Deelt u de mening dat dit strijdig zou zijn met het uitgangspunt om deze inhoudelijke
inkleuring aan een volgend kabinet te laten?
Antwoord 3
In de Kamerbrief «Brede bespiegeling inzake het Stabiliteits- en Groeipact (SGP)»
van 14 december 2020 wordt allereerst het doel van het SGP geschetst. Het SGP legt
de begrotingsregels vast die de lidstaten gezamenlijk overeen zijn gekomen, om de
houdbaarheid van overheidsfinanciën te waarborgen en stabiliteit en economische groei
te bevorderen. Houdbare overheidsfinanciën zijn een vereiste om duurzame groei te
realiseren. Ze geven vertrouwen, bieden ruimte aan private investeringen en voorkomen
dat de rekening van publieke uitgaven door toekomstige generaties moet worden betaald.
Om houdbare overheidsfinanciën te realiseren is het allereerst cruciaal dat lidstaten
hervormingen implementeren die bijdragen aan economische groei en de veerkrachtigheid
van hun economie. Daarnaast is het nodig om begrotingsdiscipline te bewaken.

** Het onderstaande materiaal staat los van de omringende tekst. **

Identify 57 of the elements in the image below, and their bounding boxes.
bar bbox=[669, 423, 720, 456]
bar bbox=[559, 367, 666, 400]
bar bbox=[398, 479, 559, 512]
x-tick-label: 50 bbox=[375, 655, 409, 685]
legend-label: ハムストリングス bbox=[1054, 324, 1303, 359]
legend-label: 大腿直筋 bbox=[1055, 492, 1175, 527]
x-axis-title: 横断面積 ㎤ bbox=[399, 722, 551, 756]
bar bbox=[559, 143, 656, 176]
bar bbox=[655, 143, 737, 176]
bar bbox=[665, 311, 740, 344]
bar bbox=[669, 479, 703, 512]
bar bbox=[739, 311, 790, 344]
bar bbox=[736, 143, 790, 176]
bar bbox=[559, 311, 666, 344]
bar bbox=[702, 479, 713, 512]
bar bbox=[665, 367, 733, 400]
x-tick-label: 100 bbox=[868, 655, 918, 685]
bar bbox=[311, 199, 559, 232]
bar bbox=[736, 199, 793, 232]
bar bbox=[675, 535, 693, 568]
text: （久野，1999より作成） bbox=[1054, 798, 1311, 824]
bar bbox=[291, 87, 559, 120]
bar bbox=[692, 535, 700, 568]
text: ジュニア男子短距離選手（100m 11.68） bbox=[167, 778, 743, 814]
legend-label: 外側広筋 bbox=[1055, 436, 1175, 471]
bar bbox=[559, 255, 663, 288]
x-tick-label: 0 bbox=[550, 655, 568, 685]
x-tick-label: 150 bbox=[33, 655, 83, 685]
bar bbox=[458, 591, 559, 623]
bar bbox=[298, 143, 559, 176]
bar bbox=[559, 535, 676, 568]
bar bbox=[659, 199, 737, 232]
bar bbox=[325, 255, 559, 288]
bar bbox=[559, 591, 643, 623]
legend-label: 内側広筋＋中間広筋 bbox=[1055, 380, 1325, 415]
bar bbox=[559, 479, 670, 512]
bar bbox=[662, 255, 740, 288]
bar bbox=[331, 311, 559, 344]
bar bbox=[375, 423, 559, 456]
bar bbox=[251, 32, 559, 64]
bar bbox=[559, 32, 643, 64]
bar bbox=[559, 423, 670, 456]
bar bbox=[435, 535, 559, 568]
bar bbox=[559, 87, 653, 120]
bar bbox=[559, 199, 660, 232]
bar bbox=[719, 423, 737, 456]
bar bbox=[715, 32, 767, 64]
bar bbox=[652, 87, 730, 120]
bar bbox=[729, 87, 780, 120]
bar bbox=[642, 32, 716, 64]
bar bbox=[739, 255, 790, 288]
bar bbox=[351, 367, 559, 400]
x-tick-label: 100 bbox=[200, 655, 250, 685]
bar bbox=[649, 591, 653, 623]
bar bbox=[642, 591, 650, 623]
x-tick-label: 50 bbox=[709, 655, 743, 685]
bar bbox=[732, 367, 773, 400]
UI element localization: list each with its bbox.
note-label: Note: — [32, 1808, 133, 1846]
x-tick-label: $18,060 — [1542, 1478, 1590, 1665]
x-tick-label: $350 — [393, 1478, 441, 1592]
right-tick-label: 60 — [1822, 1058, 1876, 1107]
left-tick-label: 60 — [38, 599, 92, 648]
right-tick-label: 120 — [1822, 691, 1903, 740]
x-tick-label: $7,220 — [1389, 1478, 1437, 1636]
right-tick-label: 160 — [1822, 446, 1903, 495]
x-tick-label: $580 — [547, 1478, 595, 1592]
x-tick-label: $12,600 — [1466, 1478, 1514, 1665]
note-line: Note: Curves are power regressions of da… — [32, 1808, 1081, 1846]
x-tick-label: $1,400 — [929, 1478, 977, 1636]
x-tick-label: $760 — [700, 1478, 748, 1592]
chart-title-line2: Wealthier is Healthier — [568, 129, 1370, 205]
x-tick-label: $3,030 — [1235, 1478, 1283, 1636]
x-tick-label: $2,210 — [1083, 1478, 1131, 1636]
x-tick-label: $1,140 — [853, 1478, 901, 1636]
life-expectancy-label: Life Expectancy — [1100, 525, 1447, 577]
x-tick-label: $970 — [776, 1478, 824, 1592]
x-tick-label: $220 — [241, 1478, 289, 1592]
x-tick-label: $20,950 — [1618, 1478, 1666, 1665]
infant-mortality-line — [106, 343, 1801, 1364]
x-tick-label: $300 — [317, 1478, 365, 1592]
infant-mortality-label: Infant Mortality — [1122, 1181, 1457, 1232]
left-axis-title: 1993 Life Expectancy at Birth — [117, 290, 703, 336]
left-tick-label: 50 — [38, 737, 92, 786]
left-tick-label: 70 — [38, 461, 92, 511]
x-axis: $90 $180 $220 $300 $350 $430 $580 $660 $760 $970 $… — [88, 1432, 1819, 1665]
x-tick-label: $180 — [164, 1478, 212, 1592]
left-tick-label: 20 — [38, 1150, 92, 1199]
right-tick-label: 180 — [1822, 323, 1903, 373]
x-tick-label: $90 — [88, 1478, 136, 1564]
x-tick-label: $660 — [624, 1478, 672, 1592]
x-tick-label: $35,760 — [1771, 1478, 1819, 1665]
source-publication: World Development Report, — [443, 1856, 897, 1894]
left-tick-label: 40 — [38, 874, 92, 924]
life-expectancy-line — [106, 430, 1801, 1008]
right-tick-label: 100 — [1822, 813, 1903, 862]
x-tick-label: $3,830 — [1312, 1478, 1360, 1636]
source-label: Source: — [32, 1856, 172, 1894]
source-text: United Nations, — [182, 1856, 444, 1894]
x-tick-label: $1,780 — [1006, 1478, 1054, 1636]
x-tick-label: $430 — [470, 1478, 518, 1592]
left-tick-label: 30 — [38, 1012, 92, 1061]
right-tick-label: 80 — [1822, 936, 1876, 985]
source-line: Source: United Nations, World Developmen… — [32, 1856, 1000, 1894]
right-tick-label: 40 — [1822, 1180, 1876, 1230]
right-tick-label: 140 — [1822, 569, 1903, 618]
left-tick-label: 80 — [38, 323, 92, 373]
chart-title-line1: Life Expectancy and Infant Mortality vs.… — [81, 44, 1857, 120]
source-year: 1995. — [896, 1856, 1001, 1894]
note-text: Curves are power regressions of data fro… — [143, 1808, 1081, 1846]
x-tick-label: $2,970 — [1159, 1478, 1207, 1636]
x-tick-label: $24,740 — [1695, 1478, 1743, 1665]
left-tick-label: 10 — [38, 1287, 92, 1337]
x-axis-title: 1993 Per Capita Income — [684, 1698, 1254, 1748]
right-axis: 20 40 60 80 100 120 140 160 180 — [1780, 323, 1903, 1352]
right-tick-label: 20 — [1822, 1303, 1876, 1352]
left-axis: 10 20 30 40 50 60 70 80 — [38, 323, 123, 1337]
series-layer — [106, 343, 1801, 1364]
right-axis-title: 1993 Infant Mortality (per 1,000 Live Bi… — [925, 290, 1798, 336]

In het
bijzonder om in gunstige economische tijden voldoende buffers op te bouwen, zodat
in minder gunstige tijden economische klappen kunnen worden opgevangen en de economie
ondersteund kan worden zonder dat dit ten koste gaat van de houdbaarheid van de overheidsfinanciën.
Voor het demissionaire kabinet zijn en blijven Europese begrotingsregels belangrijk.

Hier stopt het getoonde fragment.